King Saul’s “manic” episodes, Job’s “paranoid” feelings, Ezekiel’s “schizophrenic” hallucinations, the mental suffering (and elation) of the Psalmist, the author offers detailed, scholarly explorations of the biblical texts themselves and finds multiple opportunities for relating their language and themes to modern clinical diagnoses. (Fortunately, no medication is suggested).

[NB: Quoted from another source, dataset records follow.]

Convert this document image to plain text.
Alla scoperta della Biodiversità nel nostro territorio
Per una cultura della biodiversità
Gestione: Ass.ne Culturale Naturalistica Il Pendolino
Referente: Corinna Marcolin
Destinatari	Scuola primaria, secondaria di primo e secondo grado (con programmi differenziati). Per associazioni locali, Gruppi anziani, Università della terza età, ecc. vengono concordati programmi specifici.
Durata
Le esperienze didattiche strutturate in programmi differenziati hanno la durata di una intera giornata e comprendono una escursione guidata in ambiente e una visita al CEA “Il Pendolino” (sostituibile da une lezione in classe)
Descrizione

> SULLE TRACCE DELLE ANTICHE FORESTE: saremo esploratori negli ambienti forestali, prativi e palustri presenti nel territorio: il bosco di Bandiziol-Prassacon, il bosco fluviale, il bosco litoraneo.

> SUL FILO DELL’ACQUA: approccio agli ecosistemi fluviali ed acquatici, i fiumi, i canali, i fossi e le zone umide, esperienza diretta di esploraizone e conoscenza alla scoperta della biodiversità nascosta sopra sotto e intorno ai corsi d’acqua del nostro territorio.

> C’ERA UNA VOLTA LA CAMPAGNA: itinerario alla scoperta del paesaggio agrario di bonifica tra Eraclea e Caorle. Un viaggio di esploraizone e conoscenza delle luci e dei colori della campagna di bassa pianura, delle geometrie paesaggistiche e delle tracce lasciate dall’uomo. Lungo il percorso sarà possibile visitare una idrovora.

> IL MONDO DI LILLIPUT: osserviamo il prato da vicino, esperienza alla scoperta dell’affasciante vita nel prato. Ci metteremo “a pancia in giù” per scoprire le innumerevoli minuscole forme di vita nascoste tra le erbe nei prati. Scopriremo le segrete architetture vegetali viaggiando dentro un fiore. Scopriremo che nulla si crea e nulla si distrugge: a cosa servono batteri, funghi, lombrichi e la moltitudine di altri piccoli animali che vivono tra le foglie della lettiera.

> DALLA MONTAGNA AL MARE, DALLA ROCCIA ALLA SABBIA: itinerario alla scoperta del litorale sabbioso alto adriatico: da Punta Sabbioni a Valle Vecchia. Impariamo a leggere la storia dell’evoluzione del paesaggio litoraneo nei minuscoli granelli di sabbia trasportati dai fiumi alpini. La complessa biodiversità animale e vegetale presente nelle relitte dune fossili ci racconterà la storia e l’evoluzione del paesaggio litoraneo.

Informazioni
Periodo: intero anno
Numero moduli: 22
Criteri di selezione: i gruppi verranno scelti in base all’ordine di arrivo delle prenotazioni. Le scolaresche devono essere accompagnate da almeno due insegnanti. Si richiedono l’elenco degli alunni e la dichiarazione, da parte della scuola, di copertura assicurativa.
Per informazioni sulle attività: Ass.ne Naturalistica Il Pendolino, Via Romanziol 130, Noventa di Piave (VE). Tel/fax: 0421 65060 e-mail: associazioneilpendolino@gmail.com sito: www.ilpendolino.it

There is some passing interest (and humour) in illuminating these ancient texts by viewing them through the prism of the psychiatrist’s medicalised gaze; but one problem that underlies such an approach —however prodigiously and seriously the current author has researched the secondary literature around his chosen texts — is that such an approach fails to appreciate the diverse ways in which biblical poetry and prose uses metaphor, analogy, simile, hyperbole, figures of speech and other literary techniques to evoke both universal states of mind and feeling, and individual spiritual experiences.
If Wordsworth writes “I wandered lonely as a cloud…” does that mean he’s suffering from depression and psychotic delusion?